Paulina Quintao – Women's activist and survivor Maria Domingas "Micato" Alves has encouraged other survivors of past crimes to be active and creative in contributing to the national development process.
She said survivors had managed to save themselves in difficult situations, including floods, earthquakes and crime.
"In the past I cried, but now after independence I don't want to cry anymore. I found a job, I studies and learned how to fulfill democracy and development," she said at a national survivors' conference at Joao Paulo II in Comoro, Dili.
"Many people died for independence, therefore those who survived should not ask for help, but use their 10 fingers to work, use their brain to think and learn to be good and responsible citizens," she said.
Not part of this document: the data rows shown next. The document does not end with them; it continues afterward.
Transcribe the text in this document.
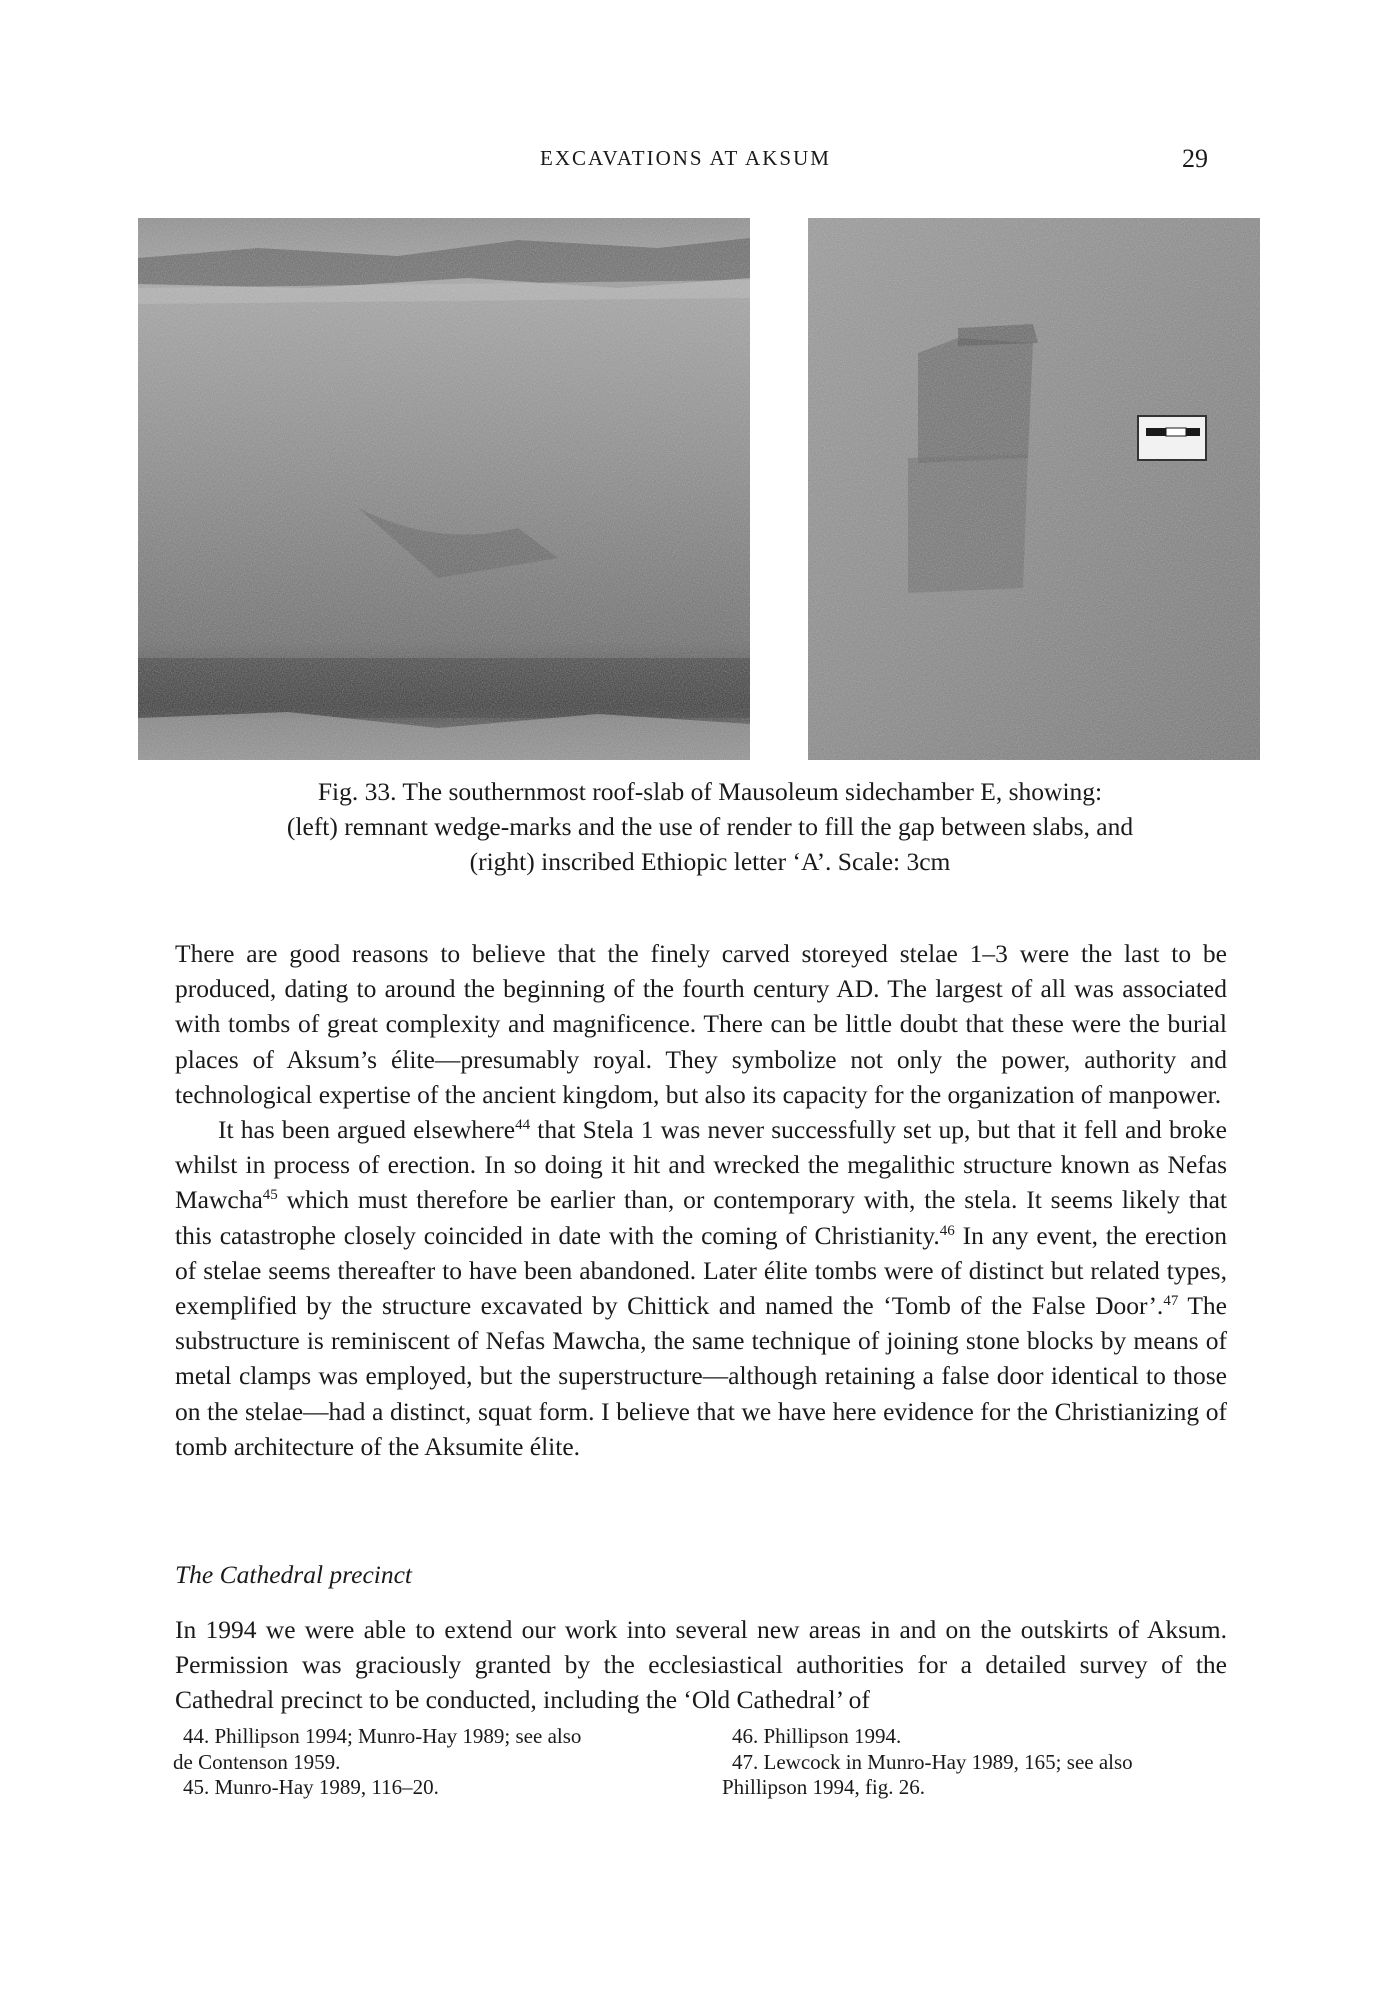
EXCAVATIONS AT AKSUM	29
Fig. 33. The southernmost roof-slab of Mausoleum sidechamber E, showing:
(left) remnant wedge-marks and the use of render to fill the gap between slabs, and
(right) inscribed Ethiopic letter ‘A’. Scale: 3cm

There are good reasons to believe that the finely carved storeyed stelae 1–3 were the last to be produced, dating to around the beginning of the fourth century AD. The largest of all was associated with tombs of great complexity and magnificence. There can be little doubt that these were the burial places of Aksum’s élite—presumably royal. They symbolize not only the power, authority and technological expertise of the ancient kingdom, but also its capacity for the organization of manpower.

It has been argued elsewhere$^{44}$ that Stela 1 was never successfully set up, but that it fell and broke whilst in process of erection. In so doing it hit and wrecked the megalithic structure known as Nefas Mawcha$^{45}$ which must therefore be earlier than, or contemporary with, the stela. It seems likely that this catastrophe closely coincided in date with the coming of Christianity.$^{46}$ In any event, the erection of stelae seems thereafter to have been abandoned. Later élite tombs were of distinct but related types, exemplified by the structure excavated by Chittick and named the ‘Tomb of the False Door’.$^{47}$ The substructure is reminiscent of Nefas Mawcha, the same technique of joining stone blocks by means of metal clamps was employed, but the superstructure—although retaining a false door identical to those on the stelae—had a distinct, squat form. I believe that we have here evidence for the Christianizing of tomb architecture of the Aksumite élite.

The Cathedral precinct

In 1994 we were able to extend our work into several new areas in and on the outskirts of Aksum. Permission was graciously granted by the ecclesiastical authorities for a detailed survey of the Cathedral precinct to be conducted, including the ‘Old Cathedral’ of

44. Phillipson 1994; Munro-Hay 1989; see also
de Contenson 1959.
45. Munro-Hay 1989, 116–20.
46. Phillipson 1994.
47. Lewcock in Munro-Hay 1989, 165; see also
Phillipson 1994, fig. 26.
Many Timorese were killed and also experienced sexual violence and torture during Indonesian occupation between 1975 and 1999.
Alves called for the civil societies not to mix past and present survivors (of violence) because the past survivors had a clear objective to gain independence, which has been recognized by the state.
During the struggle for independence, she said all people, both men and women, experienced some form of torture and violence, but the violence faced by women was different. "This was something different which affected women's dignity, it was sexual violence," she said.
Although female widows now receive $253 monthly from the government, Alves said this doesn't change the fact that their husbands died for independence. Therefore, she considers female survivors as heroines because of their contribution to the struggle for independence.
Meanwhile, Craras survivor Beatriz Miranda said Chega ba Ita (ACBIT) and Timor-Leste Women's Communication Forum (FOKUPERS) have provided training to female survivors on leadership and management skills.
Women's groups also receive funds from both organizations to run their activities. "We weave tais and baskets, make chips and raise animals like pigs and chickens in our sukus (villages)," she said.
She said they sold their products at the local market and at exhibitions held by women's organizations in Dili. She said the money they made was used for developing their groups and to sustain their families.
FOKUPERS Director Marilia Alves said the training provided was to help survivors transform their lives. "It (training) is about advocacy [and] leadership so they can be brave and share their inspiration [with other women]," she said.
She also acknowledged that there was still stigma and discrimination in society against survivors of past crimes and some still experience trauma because of their experiences.